Want To Avoid Living With Regrets? This Small Mindset Tweak Will Work Wonders
What is an action? Webster’s Dictionary defines it as "a thing done." I like this definition—so simple, so clear, so concise. An action has two distinct phases: an intention and an execution. Before we act, we must first have intention: "What is our purpose for doing this? What are we hoping to achieve? What is the motivation behind it?" Only then should we execute: "What is the best method for getting it done?"
This process applies to the smallest of actions and the grandest and can happen hundreds of times every day, often in a split second. For example, say you’re hungry. You don’t just magically get full—first, you must eat something. This is an action: You act by eating food. But before you do that, you need to have a clear intention.
Let’s break it down.
What is the intention?
If I eat this sandwich, I won’t be hungry.
What is the execution?
Make a sandwich, eat the sandwich, and now I’m not hungry.
Do you recognize the stages? They may happen almost simultaneously, but each stage is there. With clear intention, our choices in execution are considered. Oftentimes, without the intention we simply react without thinking, and the outcomes can be less than ideal. A reaction, on the other hand, is a response. It’s an action that usually affects us and plays on our tempers, placing our bodies into postures and positions with full awareness and accountability—and in life we should be doing the same.
When you act with intention, you're less likely to feel regret.
The idea of regret is one we all know and try to avoid. Regret isn’t a good feeling because we know we could have done better or achieved a more positive outcome. We’re human. We don’t need to be perfect, but we can do our best to see how our choices and actions best serve and support our lives instead of regretting those we made when reacting to something. There are some things in life that you can’t take back, so act carefully.

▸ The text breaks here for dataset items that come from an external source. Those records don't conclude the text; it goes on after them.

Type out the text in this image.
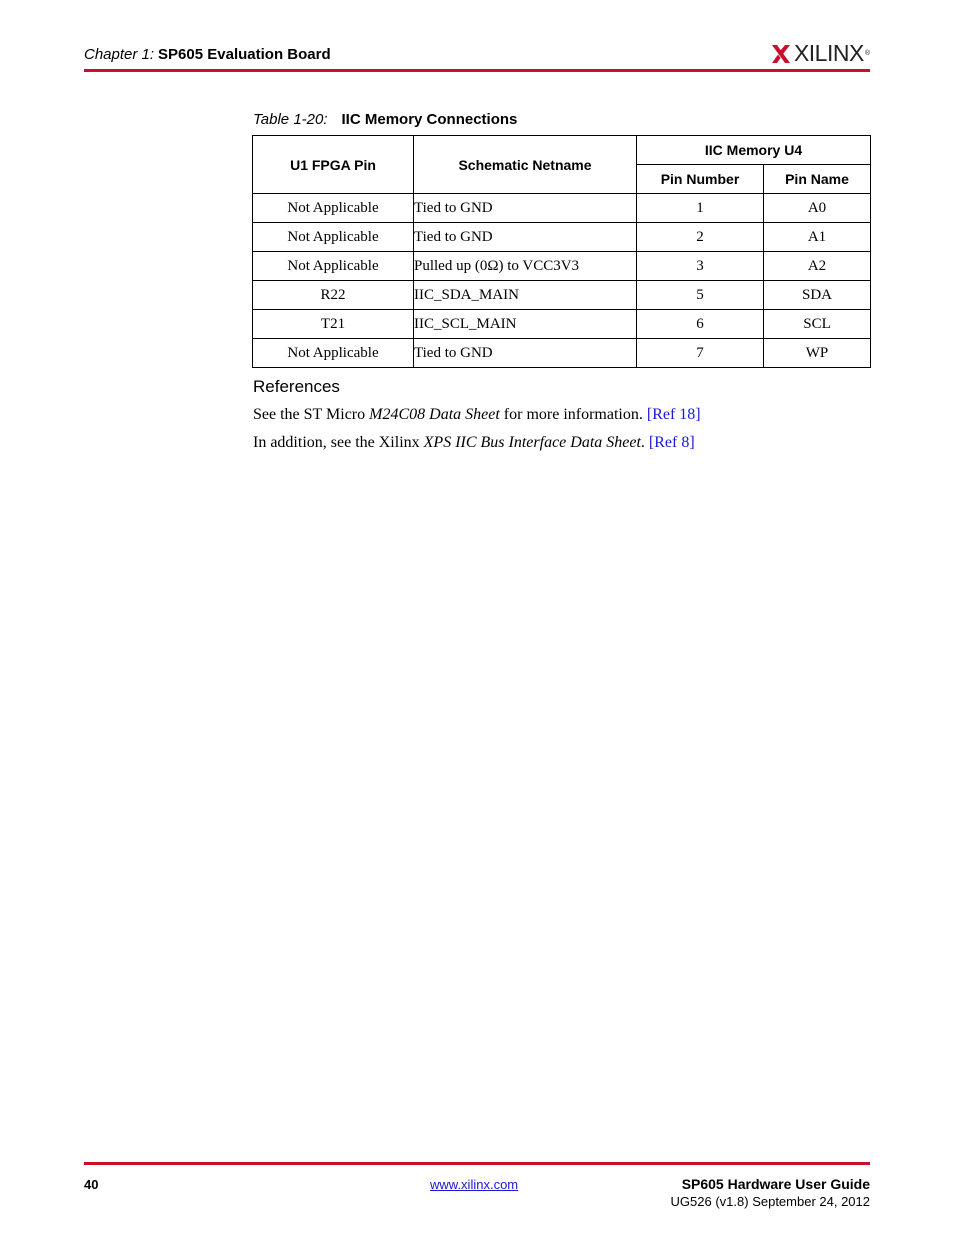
Chapter 1: SP605 Evaluation Board	XILINX ®
Table 1-20: IIC Memory Connections
U1 FPGA Pin	Schematic Netname	IIC Memory U4	
		Pin Number	Pin Name
Not Applicable	Tied to GND	1	A0
Not Applicable	Tied to GND	2	A1
Not Applicable	Pulled up (0Ω) to VCC3V3	3	A2
R22	IIC_SDA_MAIN	5	SDA
T21	IIC_SCL_MAIN	6	SCL
Not Applicable	Tied to GND	7	WP
References
See the ST Micro M24C08 Data Sheet for more information. [Ref 18]
In addition, see the Xilinx XPS IIC Bus Interface Data Sheet. [Ref 8]
40	www.xilinx.com	SP605 Hardware User Guide
UG526 (v1.8) September 24, 2012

But what is regret? For me, regret is the idea that I should have done something differently. It’s often quite clear after the fact that our choices at the time could have been different. Sometimes, it may have been our egos getting in the way or choices we made in the heat of the moment—these are the moments that we define as regrets.
But what if we defined our actions differently? Rather than labeling them as regrets, what if we acknowledged them simply as experiences to learn from? Yes, we can all acknowledge that our choices could have been better, but regret keeps us looking back instead of moving us forward. With a simple shift in approach, we can start to live life without the burden of regret.
How yoga can help you act with intention.
How does this apply to yoga? In yoga, we always move consciously, maneuvering our bodies into postures and positions with awareness and accountability. But there will be a time when you might go too far or push too hard. Often, this results in injury that may sideline your practice for a day or even weeks. This has happened to me plenty of times over the years and to many yogis I know.
Once, I fell while I was in crow pose. I wasn’t paying attention, my hands slipped, and I twisted my wrist. I couldn’t practice that pose for almost six months. It would have been easy to get angry, regret the decisions I made when I was practicing, or try to blame the teachers for not giving me the option to try something different, or just let the frustration win. But the truth is, these were my actions, my choices, and my decision, regardless of how mindful.
I was in my actions. I may not have liked what happened, but looking back, I learned something about myself. The experience wasn’t pleasant, but it was valuable. I now know my limits, and I now always approach this pose with my full attention because I know what will happen if I’m not aware and mindful of my actions. So choose wisely, live without regrets, and learn from every experience. This is how we can live mindfully every single day.